Un novio despechado que coacciona a su exnovia para que vuelva con él amenazándola con publicar imágenes íntimas obtenidas durante su relación; un pederasta que consigue engañar a una menor para que le proporcione una imagen erótica y luego le exige más fotografías o quedar con ella en persona para no revelar el secreto; un flirteo subido de tono usando la webcam que es grabado por una de las partes para luego exigir más vídeos; unas secuencias comprometidas que había en un teléfono móvil que se perdió o fue sustraído y por el que ahora piden un alto precio... son algunos ejemplos de sextorsión.

Un fenómeno en aumento



Aunque sextorsión es un término reciente que nace en inglés como sextortion, se trata de un viejo delito actualizado a medida que la Red se ha ido popularizando y, por desgracia, se da con frecuencia creciente y se concreta de maneras cada vez más diversas. Es por ello que se ha acuñado esta nueva palabra para resumir e identificar el común denominador de los casos.
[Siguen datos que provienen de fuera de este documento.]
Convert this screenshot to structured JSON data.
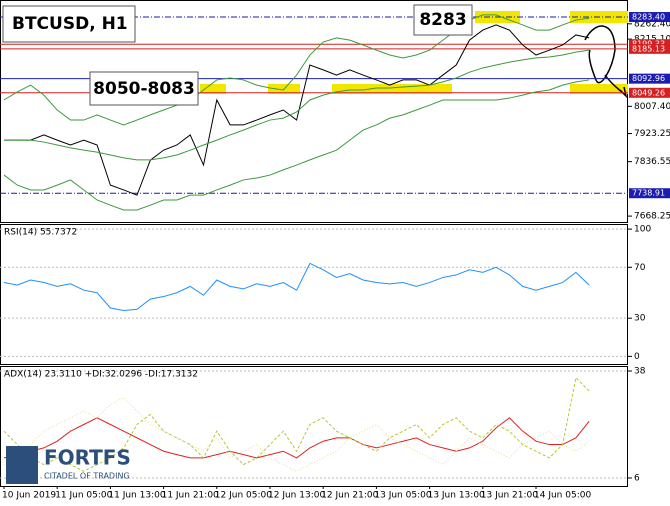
{
  "chart_data": [
    {
      "type": "line",
      "title": "BTCUSD, H1",
      "annotations": [
        "8283",
        "8050-8083"
      ],
      "ylim": [
        7650,
        8336
      ],
      "yticks": [
        {
          "value": 8262.4,
          "label": "8262.40"
        },
        {
          "value": 8215.1,
          "label": "8215.10"
        },
        {
          "value": 8007.4,
          "label": "8007.40"
        },
        {
          "value": 7923.25,
          "label": "7923.25"
        },
        {
          "value": 7836.55,
          "label": "7836.55"
        },
        {
          "value": 7668.25,
          "label": "7668.25"
        }
      ],
      "levels": [
        {
          "value": 8283.4,
          "label": "8283.40",
          "color": "#1c1cb0",
          "dashed": true
        },
        {
          "value": 8199.33,
          "label": "8199.33",
          "color": "#d42020",
          "dashed": false
        },
        {
          "value": 8185.13,
          "label": "8185.13",
          "color": "#d42020",
          "dashed": false
        },
        {
          "value": 8092.96,
          "label": "8092.96",
          "color": "#1c1cb0",
          "dashed": false
        },
        {
          "value": 8049.26,
          "label": "8049.26",
          "color": "#d42020",
          "dashed": false
        },
        {
          "value": 7738.91,
          "label": "7738.91",
          "color": "#1c1cb0",
          "dashed": true
        }
      ],
      "series": [
        {
          "color": "#000000",
          "values": [
            7903,
            7903,
            7903,
            7919,
            7903,
            7888,
            7903,
            7888,
            7764,
            7749,
            7733,
            7841,
            7872,
            7888,
            7919,
            7826,
            8027,
            7950,
            7950,
            7965,
            7981,
            7996,
            7965,
            8135,
            8120,
            8104,
            8120,
            8104,
            8089,
            8073,
            8089,
            8089,
            8073,
            8104,
            8135,
            8212,
            8243,
            8259,
            8243,
            8197,
            8166,
            8181,
            8197,
            8228,
            8219
          ]
        },
        {
          "color": "#3c9a3c",
          "values": [
            8027,
            8052,
            8073,
            8042,
            7996,
            7965,
            7965,
            7981,
            7965,
            7950,
            7965,
            7981,
            7996,
            8011,
            8027,
            8058,
            8089,
            8095,
            8089,
            8073,
            8064,
            8058,
            8104,
            8166,
            8206,
            8219,
            8212,
            8197,
            8181,
            8166,
            8157,
            8166,
            8181,
            8212,
            8243,
            8274,
            8290,
            8290,
            8274,
            8259,
            8243,
            8243,
            8259,
            8274,
            8280
          ]
        },
        {
          "color": "#3c9a3c",
          "values": [
            7903,
            7903,
            7903,
            7897,
            7888,
            7879,
            7872,
            7866,
            7857,
            7848,
            7842,
            7842,
            7848,
            7857,
            7872,
            7888,
            7903,
            7919,
            7934,
            7950,
            7965,
            7971,
            7990,
            8027,
            8042,
            8052,
            8058,
            8058,
            8064,
            8064,
            8067,
            8070,
            8073,
            8083,
            8095,
            8113,
            8126,
            8135,
            8144,
            8151,
            8157,
            8160,
            8166,
            8175,
            8181
          ]
        },
        {
          "color": "#3c9a3c",
          "values": [
            7795,
            7764,
            7749,
            7749,
            7764,
            7780,
            7749,
            7718,
            7702,
            7687,
            7687,
            7702,
            7718,
            7718,
            7733,
            7733,
            7749,
            7764,
            7780,
            7786,
            7795,
            7811,
            7826,
            7842,
            7857,
            7872,
            7903,
            7934,
            7950,
            7971,
            7981,
            7996,
            8011,
            8027,
            8027,
            8027,
            8027,
            8027,
            8033,
            8042,
            8052,
            8058,
            8073,
            8083,
            8089
          ]
        }
      ]
    },
    {
      "type": "line",
      "title": "RSI(14) 55.7372",
      "ylim": [
        -6,
        104
      ],
      "yticks": [
        100,
        70,
        30,
        0
      ],
      "series": [
        {
          "color": "#1e90ff",
          "values": [
            58,
            56,
            60,
            58,
            55,
            57,
            52,
            50,
            38,
            36,
            37,
            45,
            47,
            50,
            55,
            48,
            60,
            55,
            53,
            57,
            55,
            58,
            52,
            73,
            68,
            62,
            65,
            60,
            58,
            57,
            58,
            55,
            58,
            62,
            64,
            68,
            66,
            70,
            64,
            55,
            52,
            55,
            58,
            66,
            56
          ]
        }
      ]
    },
    {
      "type": "line",
      "title": "ADX(14) 23.3110 +DI:32.0296 -DI:17.3132",
      "ylim": [
        3.6,
        39.5
      ],
      "yticks": [
        38,
        6
      ],
      "categories": [
        "10 Jun 2019",
        null,
        null,
        null,
        "11 Jun 05:00",
        null,
        null,
        null,
        "11 Jun 13:00",
        null,
        null,
        null,
        "11 Jun 21:00",
        null,
        null,
        null,
        "12 Jun 05:00",
        null,
        null,
        null,
        "12 Jun 13:00",
        null,
        null,
        null,
        "12 Jun 21:00",
        null,
        null,
        null,
        "13 Jun 05:00",
        null,
        null,
        null,
        "13 Jun 13:00",
        null,
        null,
        null,
        "13 Jun 21:00",
        null,
        null,
        null,
        "14 Jun 05:00",
        null,
        null,
        null,
        null
      ],
      "series": [
        {
          "color": "#e02020",
          "values": [
            12,
            13,
            14,
            15,
            17,
            20,
            22,
            24,
            22,
            20,
            18,
            16,
            14,
            13,
            12,
            12,
            13,
            14,
            13,
            12,
            13,
            14,
            12,
            15,
            17,
            18,
            18,
            16,
            15,
            16,
            17,
            18,
            16,
            15,
            14,
            15,
            17,
            21,
            24,
            20,
            17,
            16,
            16,
            18,
            23
          ]
        },
        {
          "color": "#b5c832",
          "values": [
            20,
            16,
            12,
            10,
            12,
            10,
            8,
            10,
            12,
            15,
            22,
            25,
            20,
            18,
            16,
            12,
            20,
            14,
            10,
            12,
            16,
            20,
            14,
            22,
            24,
            20,
            18,
            16,
            14,
            18,
            20,
            22,
            18,
            22,
            24,
            20,
            18,
            22,
            20,
            16,
            14,
            12,
            16,
            36,
            32
          ]
        },
        {
          "color": "#e8d9a0",
          "values": [
            10,
            12,
            16,
            20,
            22,
            24,
            26,
            24,
            28,
            30,
            26,
            22,
            20,
            18,
            16,
            14,
            18,
            12,
            14,
            16,
            12,
            10,
            8,
            10,
            12,
            14,
            18,
            20,
            22,
            18,
            16,
            14,
            12,
            10,
            14,
            18,
            16,
            14,
            12,
            16,
            18,
            20,
            16,
            14,
            17
          ]
        }
      ]
    }
  ],
  "logo": {
    "name": "FORTFS",
    "tagline": "CITADEL OF TRADING"
  }
}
En España, decenas de ellos han salido a la luz pública en los últimos 4 años aunque hasta ahora no se ha comenzado a generalizar ese término genérico para identificarlos.

Según Jorge Flores, director de PantallasAmigas,



“son muchas las razones del aumento de la incidencia, entre ellas:

  • un caldo de cultivo adecuado, donde Internet tiene cada vez más usuarios, es más audiovisual y la privacidad se vuelva complicada de gestionar,


  • la disponibilidad permanente de una cámara en el teléfono móvil que es usado además como dispositivo de almacenamiento y difusión.

  • la trivialización que entre adolescentes y jóvenes se hace de la grabación e incluso exposición de imágenes eróticas.”



Sextorsión y adolescentes


Este tipo de chantaje afecta a muchas personas anónimas pero también a personajes famosos como actrices y cantantes. “No obstante”, dice Jorge Flores, “nos preocupa especialmente lo que ocurre con los menores. Muchas veces realizan prácticas de riesgo de manera consciente. Otras, es el puro desconocimiento el que les pone en peligro porque, aunque pensemos que son expertos tecnólogos, la realidad es que entre ellos hay mucha ignorancia de cosas fundamentales como, por ejemplo, que lo que emite su webcam puede ser grabado al otro lado”.

Consejos




  • Prevención: para no ser víctima, nunca produzcas imágenes comprometidas porque suelen acabar en manos insospechadas. Evita el sexting y ten mucho cuidado con la webcam. Las siguientes direcciones te pueden ayudar a conocer más sobre estos temas: Sexting.es , CuidadoConLaWebcam.com


  • Intervención: si ya estás sufriendo el chantaje, lo más adecuado es pedir ayuda, guardar las pruebas y pistas que ayuden a probarlo y, sobre todo, en ningún caso ceder a la extorsión.